I do believe HSDs are predictive. The CEO of the New Level Group learned three things from tracking HSDs, and the first was that the more HSDs he saw in a given period of time, the higher the morale of his team was. The second thing he learned was it’s a concrete way to measure that the firm was meeting its purpose—that it was walking its talk. And what’s most fascinating to me was that the more HSDs he saw in a given month, the higher next quarter’s profit was.
What are after-action reviews? Can you describe what they look like for Accountants and why some firms use them?
Viera: The after-action review, or AAR, was developed by the United States Army in the post-Vietnam War period. It consists of four simple questions you ask yourself after you complete a task. The first question is, “What was supposed to happen?” In other words, what were the objectives of this mission? What’s funny is that a lot of times people are very unclear on what the objectives were. And, if that’s the case, you’ve got a problem.

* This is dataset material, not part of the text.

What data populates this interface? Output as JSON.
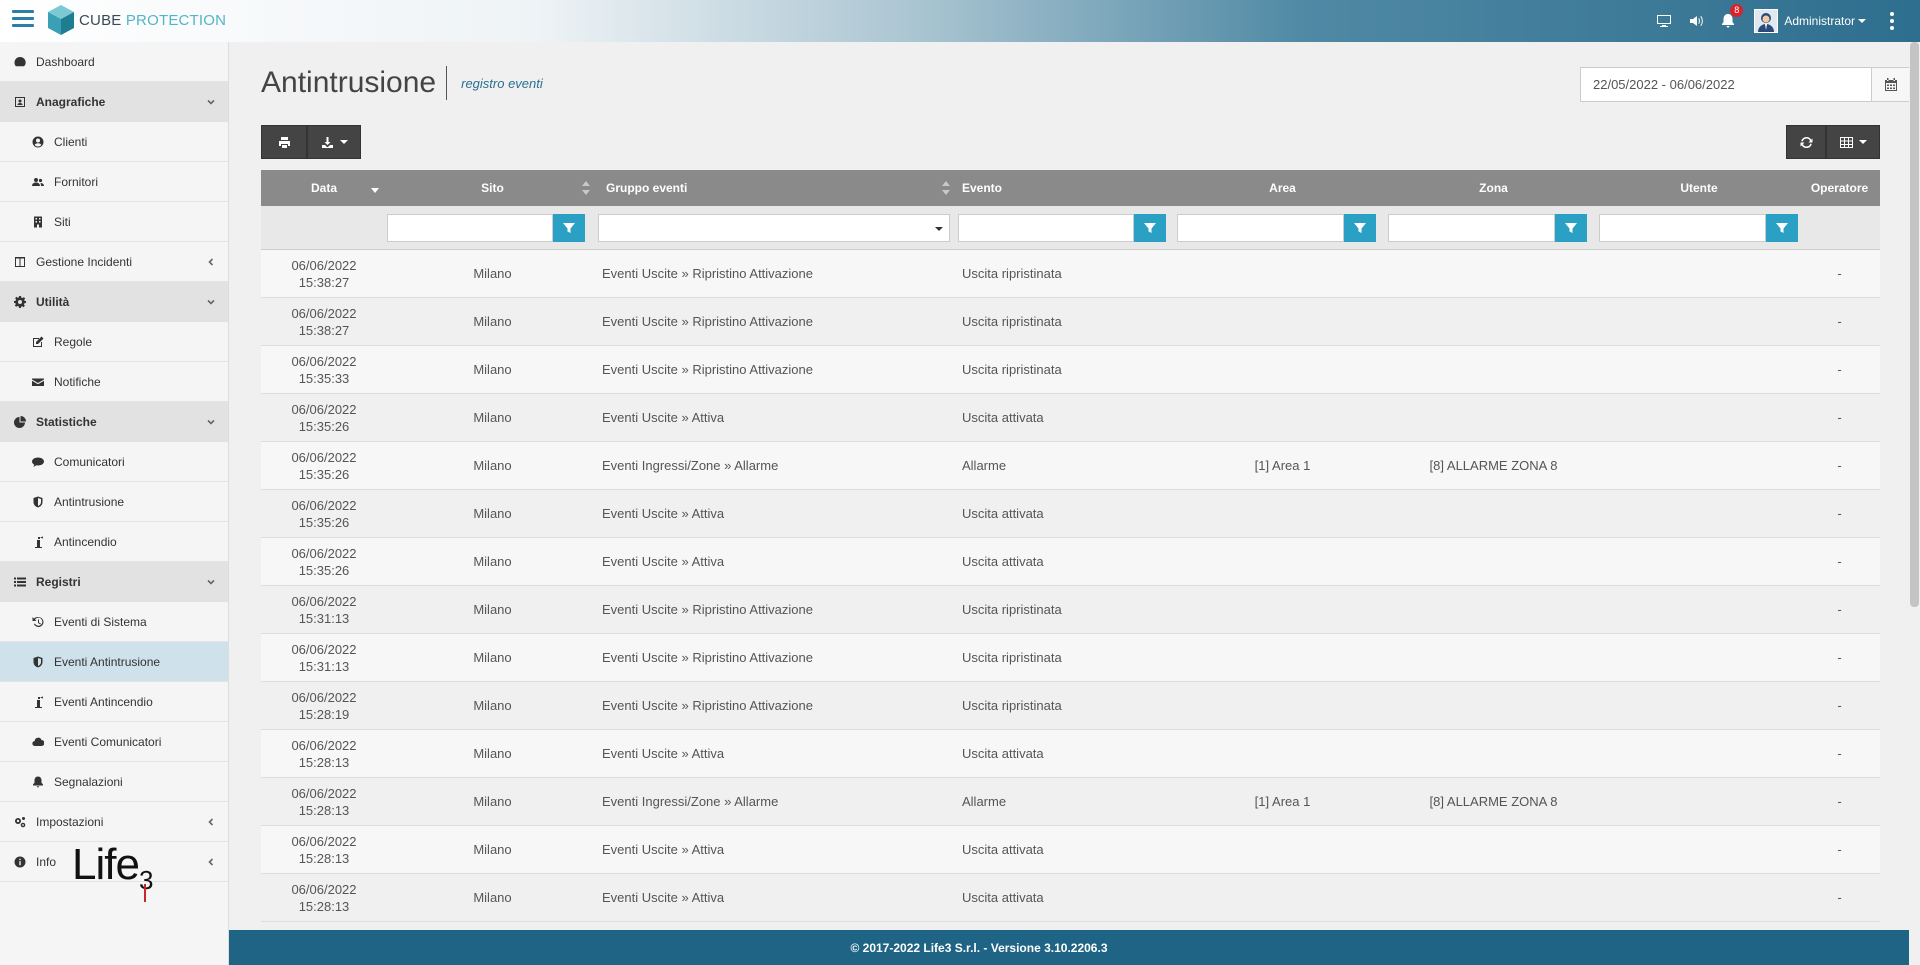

And then the second question is, “What actually happened?” There’s typically a gap between what you wanted to happen and what actually did. What positive and negative things came about because of this gap? And then the last questions are, “What have we learned?” and “What are we going to do better next time?” So, each time a new project or task comes up, you read through the AARs that relate to it, and what you learn will make you more efficient and effective the next time around.
If firms had a database of AARs that they were able to access for different projects, how much more effective would they be in getting new people up to speed, in transmitting knowledge that they have throughout the firm? Let’s face it, a lot of what goes on in professional firms is the reinvention of the wheel, because we’re not learning from our mistakes and our successes. And so the AAR is a way to disseminate that knowledge.